— Смотри-ка, Аничка, — сказала Анна Федоровна, указывая на них девочке, — наши соседки идут повидаться с тобой: вон Стеша, а вот и Таня. Узнаешь ли ты их?
Анна неохотно поднялась со своего места и стала в дверях гостиной, ясно желая показать незваным гостям, что им нечего идти дальше сеней. Крестьянки вошли в сени. Они поклонились незнакомой барышне.
— А где же Аничка-то? Мы пришли ее посмотреть! — сказала одна из них, направляясь к дверям комнаты.
— Это я и есть! — с несколько презрительной усмешкой отвечала Анна. — Только теперь я уж не «Аничка», вы видите, что я в эти годы довольно выросла и переменилась.
— А признать можно, как поближе посмотришь! — добродушно заметила Стеша. — А что, ты-то узнала ли нас?
— Нет, по правде сказать, совсем не узнала. Ведь я была очень-очень маленькая, когда уехала отсюда, где же мне кого-нибудь помнить.

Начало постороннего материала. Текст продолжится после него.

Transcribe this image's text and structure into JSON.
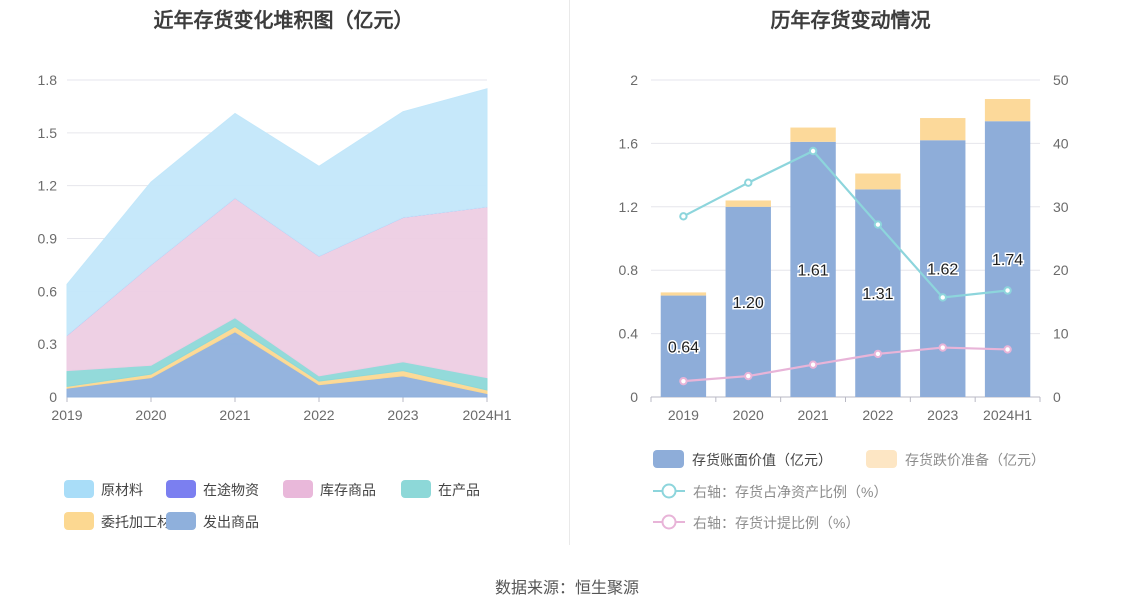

— Конечно, где же помнить! — согласилась одна из крестьянок. Пришедшие чувствовали неловкость. До сих пор все двери домика были гостеприимно открыты для них, их принимали не как низших, подвластных, а как добрых соседей и друзей; теперь же вновь приезжая барышня гордо стоит перед ними и даже не впускает их в комнату. Анна сама почувствовала неудобство всей этой сцены и поспешила прекратить ее.
— Благодарю вас за то, что пришли повидаться со мной, — проговорила она с милостивым наклонением головы, — в другой раз мы с вами подольше поговорим, а теперь я устала с дороги и мне хочется провести вечер с бабушкой.
Крестьянки молча поклонились и, не говоря ни слова, вышли вон.
— Что же это значит, Аничка! — вскричала Анна Федоровна, видя, что внучка ее одна возвращается в комнату. — Куда же они ушли?
— Домой, бабушка, — спокойно отвечала девочка. — Я думаю, нам первый вечер лучше провести без гостей, а от таких гостей я уж совсем отвыкла, право, не знаю даже, что делать с ними.
— Странное дело, Матренушка, — говорила в этот вечер Анна Федоровна, укладываясь спать на свое старое место подле Матрены. — Ждала я, ждала приезда Анички, думала, уж такая радость будет, а вот она приехала — радостно, правда, на душе, а все что-то не так!
Матрена ничего не отвечала; по ее сморщенным бровям и сжатым губам видно было, что она догадывается, что именно не так; но ей не хотелось огорчать старого друга своими грустными догадками.
Анна Федоровна не знала вполне, насколько нелюбезно приняла Анна крестьянок, пришедших повидаться с ней, — старушке непременно хотелось как можно скорее похвастаться перед всеми соседями своей дорогой гостьей, поделиться своей радостью с людьми, искренно сочувствовавшими ее горю. На другое утро по приезде девочки она, по обыкновению, встала рано и с нетерпением ждала, когда Анна выйдет из своей комнаты. Войти же к ней в спальню, приотворить несколько скрипучую дверь она не решалась, боясь разбудить ее. Анна встала по-петербургски, когда солнце стояло уже довольно высоко на небе, и провела не менее часа за своим туалетом. Старушки почти уже собирались обедать, когда она вышла к ним в свежем, только что выглаженном платье, с лентами в волосах и на шее. Анна Федоровна с удовольствием оглядела свою хорошенькую внучку и почувствовала еще сильнее прежнего желание похвастаться ею.
— Аничка, — начала она, как только девочка позавтракала, — а что, тебе ведь, я думаю, хочется скорей повидаться со всеми своими старыми друзьями? Они все так ждали тебя! Сходим-ка мы с тобой в деревню, а?
— Извольте, бабушка, я пойду, если вам угодно, — согласилась Анна, — только я, по правде сказать, очень мало помню здешних крестьян.
— Ну, ничего, увидишь, так вспомнишь, — отвечала Анна Федоровна, не обращая внимания на неохоту, с какою девочка давала согласие.
Анна надела «простенькую» шляпку, украшенную множеством лент и цветов, натянула на руки лайковые перчатки, накинула на плечи бархатную кофточку, взяла маленький шелковый зонтик и вышла на крыльцо к ожидавшей ее старушке.
— Аничка, да к чему же это ты так нарядилась? — с некоторым испугом вскричала Анна Федоровна.
— Чем же нарядилась, бабушка? — с улыбкой спросила девочка. — Я не могу ходить по солнцу без шляпки, зонтика и перчаток.
Воображению Анны Федоровны живо представился образ загорелой, босоногой Анички. «Совсем, совсем не та», — опять мелькнуло в уме ее, и сердце болезненно сжалось при этой мысли.